OpenAI and Sama confirm … in part
An OpenAI spokesperson confirmed that Sama employees in Kenya contributed to an inappropriate content detection tool, which was eventually integrated into ChatGPT. The statement also says that this work has contributed to efforts to remove dangerous data from the training datasets of tools like ChatGPT. “Our mission is to make general artificial intelligence benefit all of humanity, and we work hard to build safe and useful AI systems that limit bias and harmful content,” said the spokesperson. “Classifying and filtering harmful text and images is a necessary step to minimize the amount of violent and sexual content included in training data and to create tools that can detect harmful content. »
The four employees interviewed by the Time all said they had been mentally scarred by this work.
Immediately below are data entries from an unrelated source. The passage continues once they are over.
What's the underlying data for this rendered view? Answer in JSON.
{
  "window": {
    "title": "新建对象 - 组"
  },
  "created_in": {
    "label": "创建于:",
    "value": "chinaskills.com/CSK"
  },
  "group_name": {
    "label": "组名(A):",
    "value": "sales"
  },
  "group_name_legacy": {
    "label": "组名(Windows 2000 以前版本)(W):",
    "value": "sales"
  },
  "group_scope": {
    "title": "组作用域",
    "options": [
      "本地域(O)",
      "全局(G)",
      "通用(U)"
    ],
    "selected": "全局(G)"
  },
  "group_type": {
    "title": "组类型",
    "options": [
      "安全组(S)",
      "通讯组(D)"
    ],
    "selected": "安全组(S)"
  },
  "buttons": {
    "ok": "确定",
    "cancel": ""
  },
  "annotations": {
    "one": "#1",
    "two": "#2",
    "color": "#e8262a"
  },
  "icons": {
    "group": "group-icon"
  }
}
Although they were allowed to attend sessions with “wellness” counsellors, all four said these sessions were not helpful and were infrequent due to the high demands to be more productive at work. Two said they had no choice but to attend group sessions, and another said his requests to see one-on-one counselors had been repeatedly turned down by the direction of Sama.
A Sama spokesperson said employees were entitled to individual and group sessions with “professionally trained and licensed mental health therapists.” These therapists were accessible at all times, according to the spokesperson.
A broken contract?
The contracts stipulated that OpenAI would pay Sama an hourly rate of $12.50 for this work. This represents between six and nine times the hourly wage of Sama employees participating in the project. So-called “junior” data labelers made up the majority of the three teams and received a base salary of 21,000 Kenyan shillings ($170) a month, according to three Sama employees interviewed by Time Magazine. They also received monthly bonuses worth about $70 because of the explicit nature of their work. They received commissions for achieving key performance indicators such as accuracy or speed. An agent working nine hours a day could expect to earn at least $1.32 an hour net of tax, and up to $1.44 an hour if he exceeded all of his targets. Quality analysts, more experienced labellers whose job it was to check the work of agents, could earn up to $2 an hour if they hit all of their targets.
In a statement, a spokesperson for Sama said workers were asked to tag 70 passages of text per nine-hour shift, not up to 250. He also explained that workers could earn between 1, $46 and $3.74 an hour after tax. The spokesperson would not specify which functions could result in salaries at the high end of this range. “The $12.50 fee for the project covers all costs, such as infrastructure expenses, as well as salary and benefits for associates and fully dedicated QA analysts and team leads,” said he added.
OpenAI is now reportedly in talks with investors to raise funds at a valuation of $29 billion, including a potential investment of $10 billion by Microsoft. This would make OpenAI one of the most valuable AI companies in the world. Unless these revelations of Time ruin everything.